Industri hijau sebagai jalan keluar dari jebakan pendapatan menengah

id Isf 2024, dekarbonisasi, industri hijau, blended finance, kolaborasi elektrifikasi

Industri hijau sebagai jalan keluar dari jebakan pendapatan menengah

Ilustrasi - Foto udara kincir angin Pembangkit Listrik Tenaga Bayu (PLTB) Tolo di Kabupaten Jeneponto, Sulawesi Selatan.
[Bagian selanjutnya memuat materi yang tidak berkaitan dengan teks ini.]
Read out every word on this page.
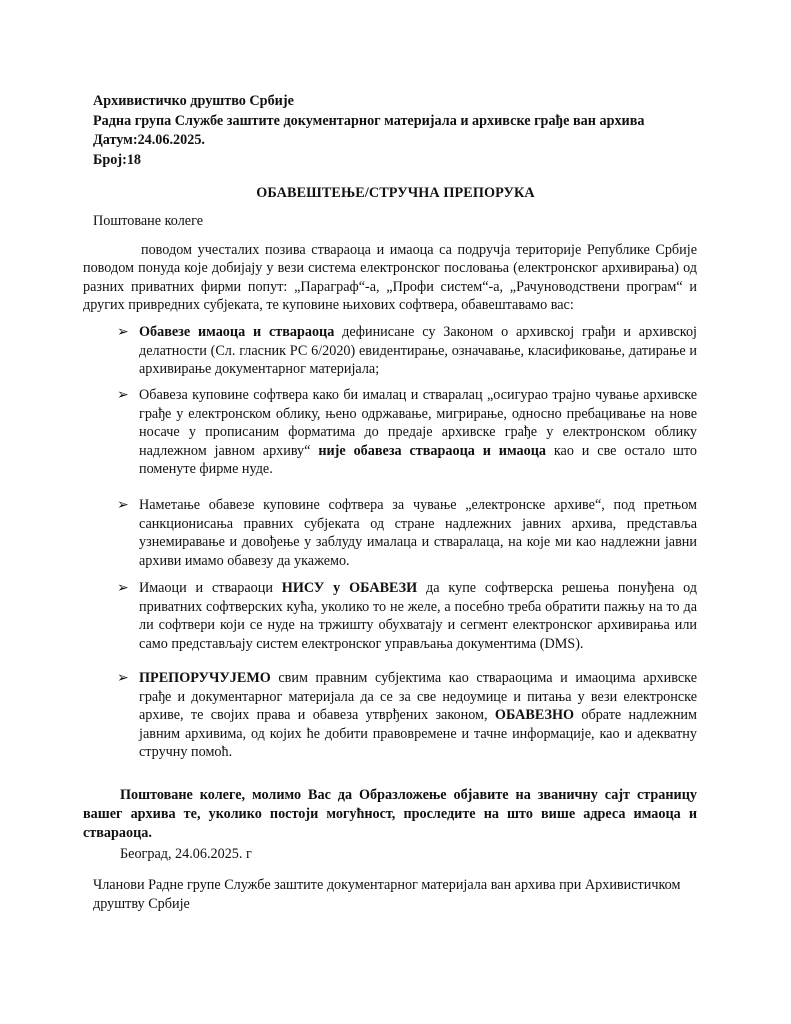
Архивистичко друштво Србије
Радна група Службе заштите документарног материјала и архивске грађе ван архива
Датум:24.06.2025.
Број:18
ОБАВЕШТЕЊЕ/СТРУЧНА ПРЕПОРУКА
Поштоване колеге
поводом учесталих позива ствараоца и имаоца са подручја територије Републике Србије поводом понуда које добијају у вези система електронског пословања (електронског архивирања) од разних приватних фирми попут: „Параграф“-а, „Профи систем“-а, „Рачуноводствени програм“ и других привредних субјеката, те куповине њихових софтвера, обавештавамо вас:
➢ Обавезе имаоца и ствараоца дефинисане су Законом о архивској грађи и архивској делатности (Сл. гласник РС 6/2020) евидентирање, означавање, класификовање, датирање и архивирање документарног материјала;
➢ Обавеза куповине софтвера како би ималац и стваралац „осигурао трајно чување архивске грађе у електронском облику, њено одржавање, мигрирање, односно пребацивање на нове носаче у прописаним форматима до предаје архивске грађе у електронском облику надлежном јавном архиву“ није обавеза ствараоца и имаоца као и све остало што поменуте фирме нуде.
➢ Наметање обавезе куповине софтвера за чување „електронске архиве“, под претњом санкционисања правних субјеката од стране надлежних јавних архива, представља узнемиравање и довођење у заблуду ималаца и стваралаца, на које ми као надлежни јавни архиви имамо обавезу да укажемо.
➢ Имаоци и ствараоци НИСУ у ОБАВЕЗИ да купе софтверска решења понуђена од приватних софтверских кућа, уколико то не желе, а посебно треба обратити пажњу на то да ли софтвери који се нуде на тржишту обухватају и сегмент електронског архивирања или само представљају систем електронског управљања документима (DMS).
➢ ПРЕПОРУЧУЈЕМО свим правним субјектима као ствараоцима и имаоцима архивске грађе и документарног материјала да се за све недоумице и питања у вези електронске архиве, те својих права и обавеза утврђених законом, ОБАВЕЗНО обрате надлежним јавним архивима, од којих ће добити правовремене и тачне информације, као и адекватну стручну помоћ.
Поштоване колеге, молимо Вас да Образложење објавите на званичну сајт страницу вашег архива те, уколико постоји могућност, проследите на што више адреса имаоца и ствараоца.
Београд, 24.06.2025. г
Чланови Радне групе Службе заштите документарног материјала ван архива при Архивистичком друштву Србије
ANTARA FOTO/Arnas Padda/nym/am.

Jakarta (ANTARA) - Sudah ada pergeseran arah ekonomi dunia yang menginginkan produk lebih rendah karbon sehingga jika tidak melakukan transisi menuju pembangunan industri hijau, maka tak bisa bersaing.

Hal tersebut menjadi argumen Pemerintah Indonesia dalam gelaran Indonesia International Sustainability Forum (ISF) 2024 yang mendiskusikan pemajuan global dengan menggunakan pendekatan dekarbonisasi.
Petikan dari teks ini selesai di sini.